As Hayes points out, the technology to create the fuel has been around since World War II. Germany used the process for 25 percent of its automobile fuel and 9 percent of its war machines with fuel created from coal for its part of the war.
"Any carbon-based stock, such as coal, animal fats, garbage or a mass or solid can be used in the decades- and-decades-old Fischer-Tropsch process," Hayes said.
He noted the pending plans reported by the Air Force news sources of Tyson/Syntroleum to take animal fats from Tyson's operations and convert it in a Louisiana plant to make either HRJ fuel for jet aircraft or green diesel fuel.
Hayes, former McChord AFB section chief over distribution, talked about his section's part in the C-17 certification flight to make sure that the fuel trucks performed as called upon and the aeromatics -- the rubber seals and hoses -- to see if they were affected by the change in fuel.
"We spent about a week, receiving and blending and testing the fuel to make sure that we had the proper 50/50 blend. I also had a hand in directing the fuel trucks and servicing to the aircraft. Part of that servicing was testing the aeromatics of our vehicles. When we talk about aeromatics -- it's for example, do our rubber seals and our hoses keep it from leaking? Some fuels react well with certain types of rubber. ... The 50/50 blend we had no problem," he said.
The only changes made for the test were filter elements, and that was purely done as a safety precaution, Hayes said, as no signs in clogging or anything else seemed to present itself. A few adjustments had to be made for the process for the aircraft itself. "All testing that took place everything seemed to be on mark," he said. "It did reduce the emissions it put out while it was in the air."
"We mixed enough fuel for less than 15 flights," he said of the successful test.
"Biodiesel has the potential to reduce the footprint for biocarbons as they continue to refine the process," Hayes said.
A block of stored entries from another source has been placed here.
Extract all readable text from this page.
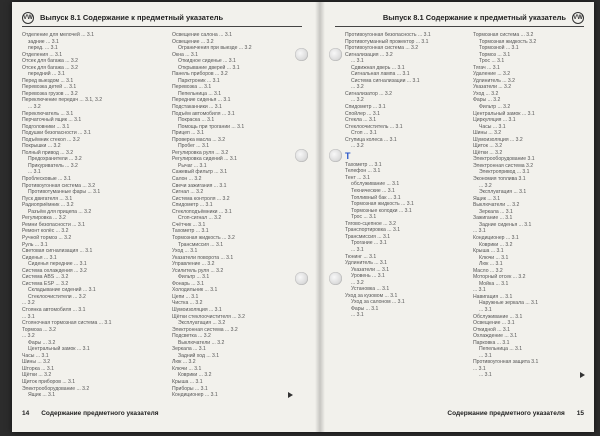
VW Выпуск 8.1 Содержание к предметный указатель
Отделение для мелочей ... 3.1
задние ... 3.1
перед. ... 3.1
Отделения ... 3.1
Отсек для багажа ... 3.2
Отсек для багажа ... 3.2
передний ... 3.1
Перед выездом ... 3.1
Перевозка детей ... 3.1
Перевозка грузов ... 3.2
Переключение передач ... 3.1, 3.2
... 3.2
Переключатель ... 3.1
Перчаточный ящик ... 3.1
Подголовники ... 3.1
Подушки безопасности ... 3.1
Подъёмник стекол ... 3.2
Покрышки ... 3.2
Полный привод ... 3.2
Предохранители ... 3.2
Прикуриватель ... 3.2
... 3.1
Проблесковые ... 3.1
Противоугонная система ... 3.2
Противотуманные фары ... 3.1
Пуск двигателя ... 3.1
Радиоприёмник ... 3.2
Разъём для прицепа ... 3.2
Регулировка ... 3.2
Ремни безопасности ... 3.1
Ремонт колёс ... 3.2
Ручной тормоз ... 3.2
Руль ... 3.1
Световая сигнализация ... 3.1
Сиденья ... 3.1
Сиденья передние ... 3.1
Система охлаждения ... 3.2
Система ABS ... 3.2
Система ESP ... 3.2
Складывание сидений ... 3.1
Стеклоочистители ... 3.2
... 3.2
Стоянка автомобиля ... 3.1
... 3.1
Стояночная тормозная система ... 3.1
Тормоза ... 3.2
... 3.2
Фары ... 3.2
Центральный замок ... 3.1
Часы ... 3.1
Шины ... 3.2
Шторка ... 3.1
Щётки ... 3.2
Щиток приборов ... 3.1
Электрооборудование ... 3.2
Ящик ... 3.1
Освещение салона ... 3.1
Освещение ... 3.2
Ограничения при выезде ... 3.2
Окна ... 3.1
Откидное сиденье ... 3.1
Открывание дверей ... 3.1
Панель приборов ... 3.2
Парктроник ... 3.1
Перевозка ... 3.1
Пепельница ... 3.1
Передние сиденья ... 3.1
Подстаканники ... 3.1
Подъём автомобиля ... 3.1
Покраска ... 3.1
Помощь при трогании ... 3.1
Прицеп ... 3.1
Проверка масла ... 3.2
Пробег ... 3.1
Регулировка руля ... 3.2
Регулировка сидений ... 3.1
Рычаг ... 3.1
Сажевый фильтр ... 3.1
Салон ... 3.2
Свечи зажигания ... 3.1
Сигнал ... 3.2
Система контроля ... 3.2
Спидометр ... 3.1
Стеклоподъёмники ... 3.1
Стоп-сигнал ... 3.2
Счётчик ... 3.1
Тахометр ... 3.1
Тормозная жидкость ... 3.2
Трансмиссия ... 3.1
Уход ... 3.1
Указатели поворота ... 3.1
Управление ... 3.2
Усилитель руля ... 3.2
Фильтр ... 3.1
Фонарь ... 3.1
Холодильник ... 3.1
Цепи ... 3.1
Чистка ... 3.2
Шумоизоляция ... 3.1
Щётки стеклоочистителя ... 3.2
Эксплуатация ... 3.2
Электронная система ... 3.2
Подсветка ... 3.2
Выключатели ... 3.2
Зеркала ... 3.1
Задний ход ... 3.1
Люк ... 3.2
Ключи ... 3.1
Коврики ... 3.2
Крыша ... 3.1
Приборы ... 3.1
Кондиционер ... 3.1
14 Содержание предметного указателя
Выпуск 8.1 Содержание к предметный указатель VW
Противоугонная безопасность ... 3.1
Противотуманный прожектор ... 3.1
Противоугонная система ... 3.2
Сигнализация ... 3.2
... 3.1
Сдвижная дверь ... 3.1
Сигнальная лампа ... 3.1
Система сигнализации ... 3.1
... 3.2
Сигнализатор ... 3.2
... 3.2
Спидометр ... 3.1
Спойлер ... 3.1
Стекла ... 3.1
Стеклоочиститель ... 3.1
Стоп ... 3.1
Ступица колеса ... 3.1
... 3.2
Т
Тахометр ... 3.1
Телефон ... 3.1
Тент ... 3.1
обслуживание ... 3.1
Технические ... 3.1
Топливный бак ... 3.1
Тормозная жидкость ... 3.1
Тормозные колодки ... 3.1
Трос ... 3.1
Тягово-сцепное ... 3.2
Транспортировка ... 3.1
Трансмиссия ... 3.1
Трогание ... 3.1
... 3.1
Тюнинг ... 3.1
Удлинитель ... 3.1
Указатели ... 3.1
Уровень ... 3.1
... 3.2
Установка ... 3.1
Уход за кузовом ... 3.1
Уход за салоном ... 3.1
Фары ... 3.1
... 3.1
Тормозная система ... 3.2
Тормозная жидкость 3.2
Тормозной ... 3.1
Тормоз ... 3.1
Трос ... 3.1
Тягач ... 3.1
Удаление ... 3.2
Удлинитель ... 3.2
Указатели ... 3.2
Уход ... 3.2
Фары ... 3.2
Фильтр ... 3.2
Центральный замок ... 3.1
Циркуляция ... 3.1
Часы ... 3.1
Шины ... 3.2
Шумоизоляция ... 3.2
Щиток ... 3.2
Щётки ... 3.2
Электрооборудование 3.1
Электронная система 3.2
Электропривод ... 3.1
Экономия топлива 3.1
... 3.2
Эксплуатация ... 3.1
Ящик ... 3.1
Выключатели ... 3.2
Зеркала ... 3.1
Зажигание ... 3.1
Задние сиденья ... 3.1
... 3.1
Кондиционер ... 3.1
Коврики ... 3.2
Крыша ... 3.1
Ключи ... 3.1
Люк ... 3.1
Масло ... 3.2
Моторный отсек ... 3.2
Мойка ... 3.1
... 3.1
Навигация ... 3.1
Наружные зеркала ... 3.1
... 3.1
Обслуживание ... 3.1
Освещение ... 3.1
Откидной ... 3.1
Охлаждение ... 3.1
Парковка ... 3.1
Пепельница ... 3.1
... 3.1
Противоугонная защита 3.1
... 3.1
... 3.1
Содержание предметного указателя 15
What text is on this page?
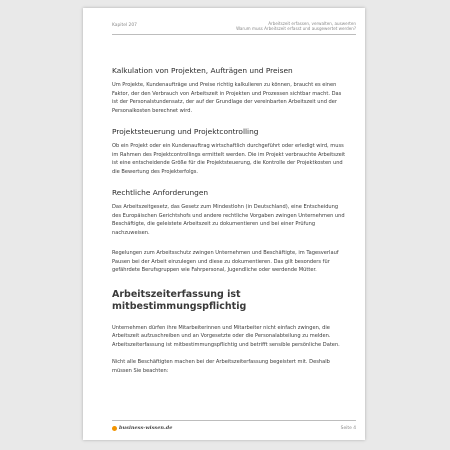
Kapitel 207	Arbeitszeit erfassen, verwalten, auswerten
Warum muss Arbeitszeit erfasst und ausgewertet werden?
Kalkulation von Projekten, Aufträgen und Preisen

Um Projekte, Kundenaufträge und Preise richtig kalkulieren zu können, braucht es einen Faktor, der den Verbrauch von Arbeitszeit in Projekten und Prozessen sichtbar macht. Das ist der Personalstundensatz, der auf der Grundlage der vereinbarten Arbeitszeit und der Personalkosten berechnet wird.

Projektsteuerung und Projektcontrolling

Ob ein Projekt oder ein Kundenauftrag wirtschaftlich durchgeführt oder erledigt wird, muss im Rahmen des Projektcontrollings ermittelt werden. Die im Projekt verbrauchte Arbeitszeit ist eine entscheidende Größe für die Projektsteuerung, die Kontrolle der Projektkosten und die Bewertung des Projekterfolgs.

Rechtliche Anforderungen

Das Arbeitszeitgesetz, das Gesetz zum Mindestlohn (in Deutschland), eine Entscheidung des Europäischen Gerichtshofs und andere rechtliche Vorgaben zwingen Unternehmen und Beschäftigte, die geleistete Arbeitszeit zu dokumentieren und bei einer Prüfung nachzuweisen.

Regelungen zum Arbeitsschutz zwingen Unternehmen und Beschäftigte, im Tagesverlauf Pausen bei der Arbeit einzulegen und diese zu dokumentieren. Das gilt besonders für gefährdete Berufsgruppen wie Fahrpersonal, Jugendliche oder werdende Mütter.

Arbeitszeiterfassung ist mitbestimmungspflichtig

Unternehmen dürfen ihre Mitarbeiterinnen und Mitarbeiter nicht einfach zwingen, die Arbeitszeit aufzuschreiben und an Vorgesetzte oder die Personalabteilung zu melden. Arbeitszeiterfassung ist mitbestimmungspflichtig und betrifft sensible persönliche Daten.

Nicht alle Beschäftigten machen bei der Arbeitszeiterfassung begeistert mit. Deshalb müssen Sie beachten:

business-wissen.de	Seite 4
Algae is also showing promise as a new biomass that can be converted into biofuels. He said they could grow it in an evaporative pond, or similar environment to the Great Salt Lake area and the costs could be minimal. "Any of those synthetic fuels (from animal fats, biomass or algae) are going to reduce the hydrocarbons put out into our atmosphere," he said. "They just need to refine the processes to get us to the point we're less dependent on traditional fuels."
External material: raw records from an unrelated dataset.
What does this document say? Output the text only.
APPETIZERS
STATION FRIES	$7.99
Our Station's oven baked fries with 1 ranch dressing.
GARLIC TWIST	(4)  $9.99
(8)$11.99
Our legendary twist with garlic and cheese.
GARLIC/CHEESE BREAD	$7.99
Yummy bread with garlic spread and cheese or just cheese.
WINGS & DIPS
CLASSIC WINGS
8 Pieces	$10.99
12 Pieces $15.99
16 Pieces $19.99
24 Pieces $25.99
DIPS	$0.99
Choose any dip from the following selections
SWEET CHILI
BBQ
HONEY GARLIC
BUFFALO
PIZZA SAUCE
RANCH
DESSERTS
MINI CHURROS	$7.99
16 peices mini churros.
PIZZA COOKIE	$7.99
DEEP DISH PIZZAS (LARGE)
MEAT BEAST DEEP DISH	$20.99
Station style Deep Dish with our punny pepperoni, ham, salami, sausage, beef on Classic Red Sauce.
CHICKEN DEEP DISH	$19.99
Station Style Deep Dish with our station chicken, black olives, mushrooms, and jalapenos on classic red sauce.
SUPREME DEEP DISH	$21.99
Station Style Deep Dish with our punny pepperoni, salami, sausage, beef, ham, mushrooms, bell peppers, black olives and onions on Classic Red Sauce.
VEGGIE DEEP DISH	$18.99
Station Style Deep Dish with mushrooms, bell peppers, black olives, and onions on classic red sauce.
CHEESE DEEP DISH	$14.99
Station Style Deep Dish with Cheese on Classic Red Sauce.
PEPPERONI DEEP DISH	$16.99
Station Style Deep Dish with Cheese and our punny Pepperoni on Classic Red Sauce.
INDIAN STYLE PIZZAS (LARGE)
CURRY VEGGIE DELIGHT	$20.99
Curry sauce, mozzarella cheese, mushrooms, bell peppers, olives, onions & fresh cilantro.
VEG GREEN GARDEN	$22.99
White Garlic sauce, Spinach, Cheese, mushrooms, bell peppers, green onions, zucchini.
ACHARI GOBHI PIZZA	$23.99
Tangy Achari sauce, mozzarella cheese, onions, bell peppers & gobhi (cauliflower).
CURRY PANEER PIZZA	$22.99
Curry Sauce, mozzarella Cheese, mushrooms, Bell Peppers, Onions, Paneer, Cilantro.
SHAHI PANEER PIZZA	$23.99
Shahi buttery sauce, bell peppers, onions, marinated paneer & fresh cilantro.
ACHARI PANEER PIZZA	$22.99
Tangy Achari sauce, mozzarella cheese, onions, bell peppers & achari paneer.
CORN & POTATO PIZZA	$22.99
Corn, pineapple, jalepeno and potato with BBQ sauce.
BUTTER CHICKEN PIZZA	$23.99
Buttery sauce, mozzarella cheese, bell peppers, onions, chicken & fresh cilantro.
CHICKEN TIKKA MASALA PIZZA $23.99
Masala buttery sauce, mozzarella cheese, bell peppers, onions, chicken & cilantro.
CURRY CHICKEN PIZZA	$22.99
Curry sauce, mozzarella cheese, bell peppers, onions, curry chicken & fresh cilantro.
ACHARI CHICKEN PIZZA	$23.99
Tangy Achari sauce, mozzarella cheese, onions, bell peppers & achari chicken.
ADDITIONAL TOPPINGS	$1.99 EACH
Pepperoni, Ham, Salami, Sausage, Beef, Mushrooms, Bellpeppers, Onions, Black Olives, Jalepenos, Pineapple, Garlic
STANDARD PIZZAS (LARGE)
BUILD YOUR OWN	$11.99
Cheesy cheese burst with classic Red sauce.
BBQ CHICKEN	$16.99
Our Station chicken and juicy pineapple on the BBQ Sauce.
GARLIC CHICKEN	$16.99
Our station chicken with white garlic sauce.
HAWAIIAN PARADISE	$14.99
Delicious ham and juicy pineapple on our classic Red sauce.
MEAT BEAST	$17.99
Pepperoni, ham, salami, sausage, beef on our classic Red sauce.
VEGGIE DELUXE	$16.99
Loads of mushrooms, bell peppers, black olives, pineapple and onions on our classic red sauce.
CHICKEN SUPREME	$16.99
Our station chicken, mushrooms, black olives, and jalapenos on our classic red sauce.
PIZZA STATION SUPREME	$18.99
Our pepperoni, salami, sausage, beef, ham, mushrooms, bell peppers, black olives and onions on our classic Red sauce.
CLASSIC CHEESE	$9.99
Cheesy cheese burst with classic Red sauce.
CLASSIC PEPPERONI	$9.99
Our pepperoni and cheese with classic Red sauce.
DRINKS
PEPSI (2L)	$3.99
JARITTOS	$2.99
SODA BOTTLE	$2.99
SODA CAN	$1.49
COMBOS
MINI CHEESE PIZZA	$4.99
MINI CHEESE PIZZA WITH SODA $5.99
"The Air Force has set a goal to have all its aircraft certified in the new synfuels by the end of this year," Hayes said..
The field of fuel supply and distribution has grown tremendously in the 19 years Hayes has served in the Air Force. He compares it in some ways to the advancement made in computers and how as you buy one product another is being developed that will far surpass the current one.
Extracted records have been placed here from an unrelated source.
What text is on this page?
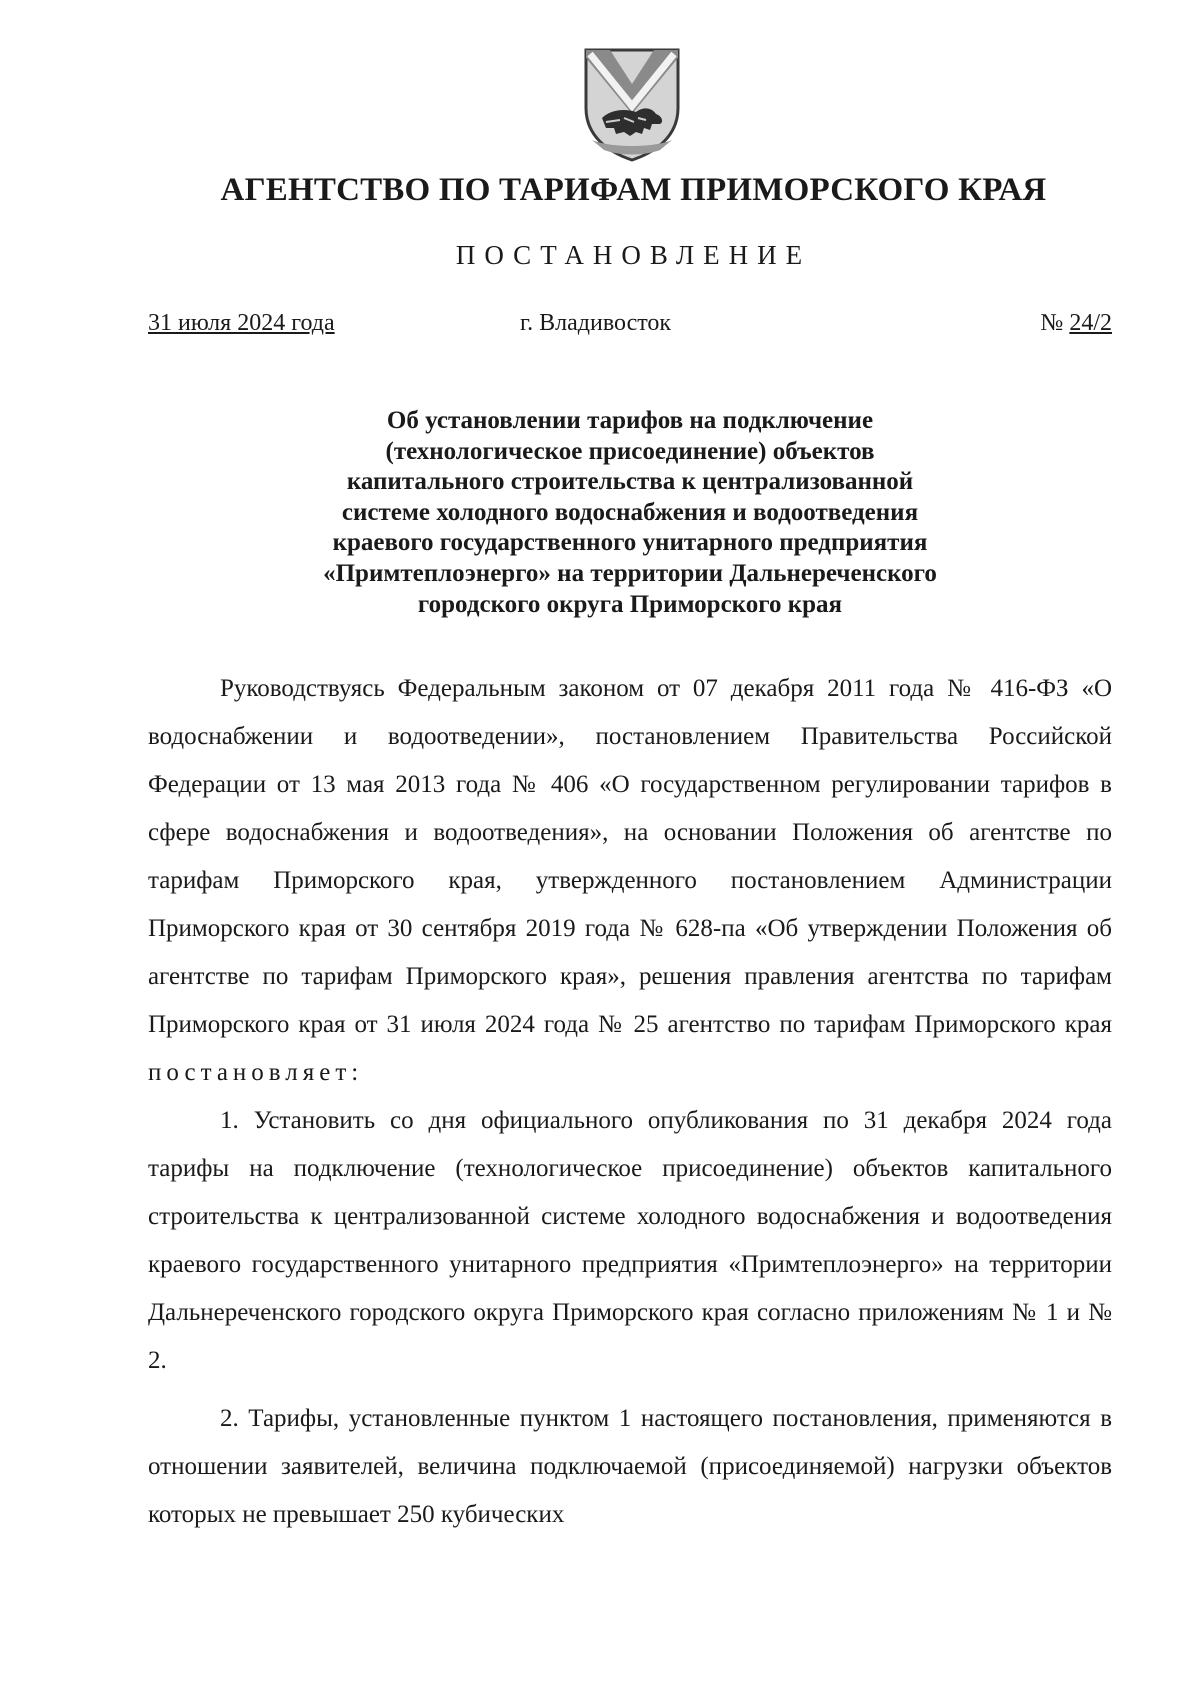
АГЕНТСТВО ПО ТАРИФАМ ПРИМОРСКОГО КРАЯ
ПОСТАНОВЛЕНИЕ
31 июля 2024 года	г. Владивосток	№ 24/2
Об установлении тарифов на подключение
(технологическое присоединение) объектов
капитального строительства к централизованной
системе холодного водоснабжения и водоотведения
краевого государственного унитарного предприятия
«Примтеплоэнерго» на территории Дальнереченского
городского округа Приморского края

Руководствуясь Федеральным законом от 07 декабря 2011 года № 416-ФЗ «О водоснабжении и водоотведении», постановлением Правительства Российской Федерации от 13 мая 2013 года № 406 «О государственном регулировании тарифов в сфере водоснабжения и водоотведения», на основании Положения об агентстве по тарифам Приморского края, утвержденного постановлением Администрации Приморского края от 30 сентября 2019 года № 628-па «Об утверждении Положения об агентстве по тарифам Приморского края», решения правления агентства по тарифам Приморского края от 31 июля 2024 года № 25 агентство по тарифам Приморского края постановляет:

1. Установить со дня официального опубликования по 31 декабря 2024 года тарифы на подключение (технологическое присоединение) объектов капитального строительства к централизованной системе холодного водоснабжения и водоотведения краевого государственного унитарного предприятия «Примтеплоэнерго» на территории Дальнереченского городского округа Приморского края согласно приложениям № 1 и № 2.

2. Тарифы, установленные пунктом 1 настоящего постановления, применяются в отношении заявителей, величина подключаемой (присоединяемой) нагрузки объектов которых не превышает 250 кубических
Hayes said the youth coming into the Air Force are better prepared for the technical aspects of the fuels job than he was when he first signed on because of their experience with computers.
"Now I'm trying to take my experiences and knowledge over the last 19 years and train our younger troops to replace me and continue to carry on the fuel legacy because we are a very tight unit around the world," he said.